Ethan was born on March 15, 2003: six pounds, seven ounces, a lot of hair…a healthy and beautiful little boy!  Matt and I were completely blown away that we now had a son.  I remember how happy we were and how we were so excited to start raising a little boy. Everything in life seemed so much brighter now that Ethan was here!  I can remember like it was yesterday--the overwhelming sensation of feeling so blessed that God gave me the responsibility of raising such a beautiful little boy like Ethan.
           
In his infancy, Ethan played, ate, and acted like any other healthy child.  But when he was around fifteen months old, the changes we were seeing in his lack of responsiveness, his self-contained demeanor, lack of eye contact eye contact, and variety of emerging medical issues, we were worried...especially when other people began noticing.

At first, we thought he might have been hearing-impaired.  So we went to the Children’s Hospital in Milwaukee, where they determined his ears were in working order.  Then a doctor explained cases where water behind the ears could hinder responsiveness, so we had tubes inserted.  No change.  Shortly after, doctors recommended that Ethan have an MRI done.  Here we found something: more white matter was found than gray at the back of his brain.  We asked again and again what that meant, and for whatever reason, to this day haven’t received a straight answer.

We were then referred back to the Children’s Hospital in Milwaukee for a behavioral analysis, where it was determined that Ethan had a mild speech delay.  While this wasn’t the worst diagnosis in the world, it stung. 

Then the toe-walking and hand-flapping started.

The day Ethan was diagnosed I will never forget.  It was hot and sunny out at the UW Hospital in Madison.  We were anxious, nervous…a little anger mixed in because we hadn’t gotten any answers to that point that made sense.  Following the typical wait, we met with the doctor for nearly three hours, and somewhere in the middle I remember the feeling of completely dying inside.  The moment the doctor said “severe autism”, my heart felt like it stopped and everything around me was in slow motion.  I remember looking over at our happy little boy and thinking, "good-bye"…I think I was saying good bye to the son that I thought I was with everyday: the veil was lifted from my eyes and I suddenly realized my son was gone.  We were told in his diagnosis that Ethan would never talk or have friends, he would never learn simple daily living skills like toilet training or feeding himself normally.  The doctor said he may have to be institutionalized by the age of five because he would likely be too out of control…  Her parting words to us were "Let him go and get on with your life".

Matt and I left the hospital and drove for awhile without saying a word.  After awhile, we picked a spot to pull over, turned off the car and we both just cried.  I never in a million years would've guessed that autism was going to be a part of our life.  Why us?  What it something we did?

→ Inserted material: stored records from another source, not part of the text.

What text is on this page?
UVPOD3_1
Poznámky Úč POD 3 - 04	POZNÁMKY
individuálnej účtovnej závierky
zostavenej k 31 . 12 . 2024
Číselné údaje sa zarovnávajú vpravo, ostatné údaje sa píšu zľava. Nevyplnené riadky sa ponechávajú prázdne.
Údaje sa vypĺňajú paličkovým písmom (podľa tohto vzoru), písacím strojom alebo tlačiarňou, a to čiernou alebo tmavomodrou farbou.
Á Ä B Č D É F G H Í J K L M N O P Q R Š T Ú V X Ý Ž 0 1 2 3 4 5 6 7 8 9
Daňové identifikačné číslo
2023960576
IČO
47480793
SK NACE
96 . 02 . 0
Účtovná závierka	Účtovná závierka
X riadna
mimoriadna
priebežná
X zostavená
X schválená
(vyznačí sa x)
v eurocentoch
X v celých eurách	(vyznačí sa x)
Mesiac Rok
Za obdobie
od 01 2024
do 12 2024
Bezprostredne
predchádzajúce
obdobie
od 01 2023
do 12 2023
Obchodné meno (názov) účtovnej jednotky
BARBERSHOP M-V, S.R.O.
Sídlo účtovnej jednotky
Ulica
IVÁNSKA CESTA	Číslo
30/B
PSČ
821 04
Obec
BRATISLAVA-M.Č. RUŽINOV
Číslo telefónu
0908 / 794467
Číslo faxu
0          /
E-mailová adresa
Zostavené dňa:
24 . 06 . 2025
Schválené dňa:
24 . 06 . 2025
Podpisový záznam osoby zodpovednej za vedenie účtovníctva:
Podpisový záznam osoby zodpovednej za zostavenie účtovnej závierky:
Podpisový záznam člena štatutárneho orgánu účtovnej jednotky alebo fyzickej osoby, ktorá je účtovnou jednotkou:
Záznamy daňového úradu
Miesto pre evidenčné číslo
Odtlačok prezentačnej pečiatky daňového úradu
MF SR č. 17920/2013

As a parent, it’s only natural to hope for the best for your child and it’s easy to be blinded by love to the signs of something wrong.  When an objective view points out something this seriously wrong, and realization sets in, the pain is intense enough to kill a person.  Luckily I'm married to an amazing man!  When we were done crying Matt turned to me and said, "Now we've cried about it…but crying won’t change anything.  Let’s work on making him better."  I remember saying, "You're right.  We’re not going to take this lying down."  We drove home that night, and I went online to begin my research.